The team sought help from Dr. Sasidhar Gumma, from IIT Tirupati. Under his tutelage, they successfully assembled the plant in Hyderabad.

In fact, Dr. Sasidhar Gumma, from IIT Tirupati, was the one who supplied the main design and technical support. "The plant has the capacity to generate oxygen between 60 liters per minute and 1000 liters per minute," Ashish said.

Prashant Manne was the main person and technical lead for the project. "Due to the inherent modular nature of our design, our system is easily manufactured and maintained. We want to develop a network of partners who will work with us to enhance the availability of the system. With our existing network, we can deliver over 20 systems per month. To further increase capacity, we are looking to develop partners for manufacturing, maintenance, installation, and marketing "he said.

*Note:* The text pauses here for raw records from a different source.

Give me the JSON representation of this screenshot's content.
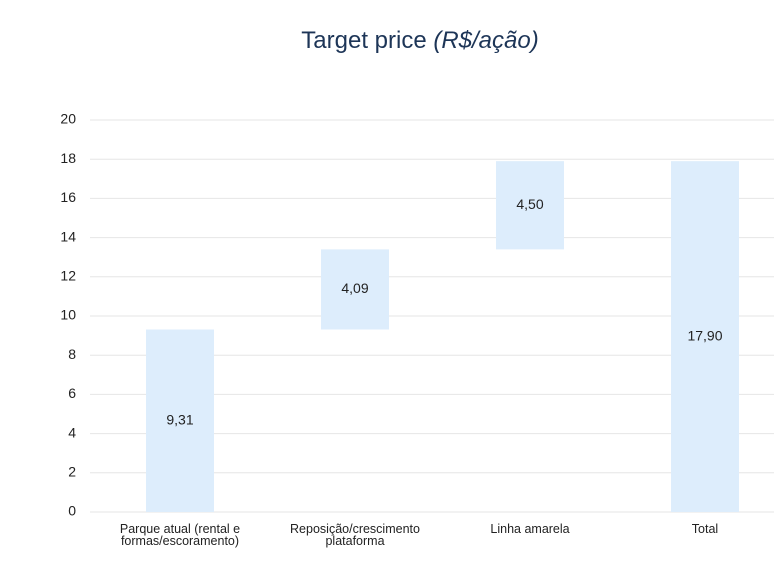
{
  "chart_data": {
    "type": "waterfall",
    "title": "Target price",
    "title_unit": "(R$/ação)",
    "categories": [
      "Parque atual (rental e formas/escoramento)",
      "Reposição/crescimento plataforma",
      "Linha amarela",
      "Total"
    ],
    "values": [
      9.31,
      4.09,
      4.5,
      17.9
    ],
    "value_labels": [
      "9,31",
      "4,09",
      "4,50",
      "17,90"
    ],
    "is_total": [
      false,
      false,
      false,
      true
    ],
    "color": "#ddedfc",
    "ylim": [
      0,
      20
    ],
    "yticks": [
      0,
      2,
      4,
      6,
      8,
      10,
      12,
      14,
      16,
      18,
      20
    ],
    "grid": true
  }
}
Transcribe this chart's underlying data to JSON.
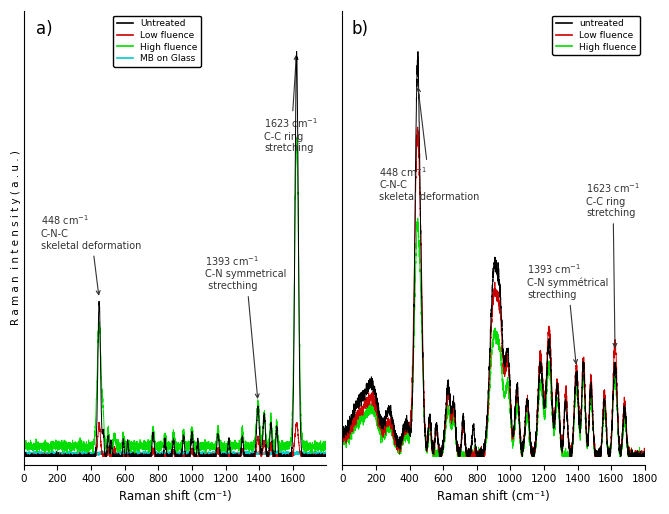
{
  "xlabel": "Raman shift (cm⁻¹)",
  "ylabel": "R a m a n  i n t e n s i t y ( a . u . )",
  "panel_a_label": "a)",
  "panel_b_label": "b)",
  "legend_a": [
    "Untreated",
    "Low fluence",
    "High fluence",
    "MB on Glass"
  ],
  "legend_b": [
    "untreated",
    "Low fluence",
    "High fluence"
  ],
  "color_black": "#000000",
  "color_red": "#cc0000",
  "color_green": "#00dd00",
  "color_cyan": "#00cccc",
  "background_color": "white",
  "figsize": [
    6.69,
    5.14
  ],
  "dpi": 100
}
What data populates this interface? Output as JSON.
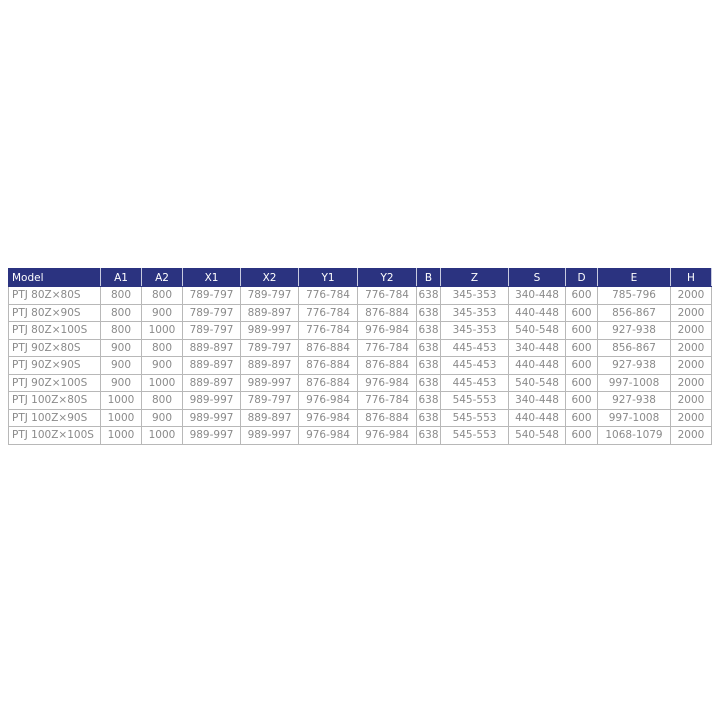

With the current situation, there are many hospitals and care settings that are looking for Oxygen plants. "We have tied up with `Give India Foundation' to enable prospective donors to donate a PSA plant to an organization of their choice," he said.

How does the plant works: Explains Ashish Naredi

The process of manufacturing oxygen in the plant is actually pretty simple and has three critical steps.

  1. Capturing atmospheric air with the aid of an Air compressor.

  2. Then passing the air over a mineral called zeolite, wherein the atmospheric air is separated into nitrogen and oxygen vide a process called adsorption (different to absorption).

  3. Once nitrogen and oxygen are separated, the nitrogen is released back into the air and the oxygen is cleaned, purified and stored for supply & use.

Thus, you would note that the process does not involve the manufacturing of oxygen as such. Oxygen is available in plenty in the air and the process only helps capture the oxygen in a usable form in the required quantity.

Key bottleneck

A key bottleneck in manufacturing these plants is the availability of zeolite.

  • The type of zeolite used in most, if not all, PSA plants are Lithium based zeolite which is in great demand and hence difficult to procure.

  • On the other hand, another variety of zeolite, which is sodium-based, is relatively easily available.

  • However, this is not used in the PSA Plants as it is less efficient.

So, we had a choice, either to wait 6 weeks (the time to procure lithium-based zeolite) or try and find ways of using sodium-based zeolite more efficiently. Thankfully, we chose the latter and with the help of Dr Sasidhar Gamma from IIT Tirupati, we succeeded in our efforts.

Now, we have our plants using sodium-based zeolite, which is not only available more widely but which also has a longer shelf life. Thus, reducing not only the initial costs of the plant but also the long term maintenance cost of the plant.

It took us around 30 days to get this right but having achieved the breakthrough, it feels really worth the wait. The other satisfaction is of having made this plant with all the parts (other than the mineral zeolite) sourced locally from Hyderabad.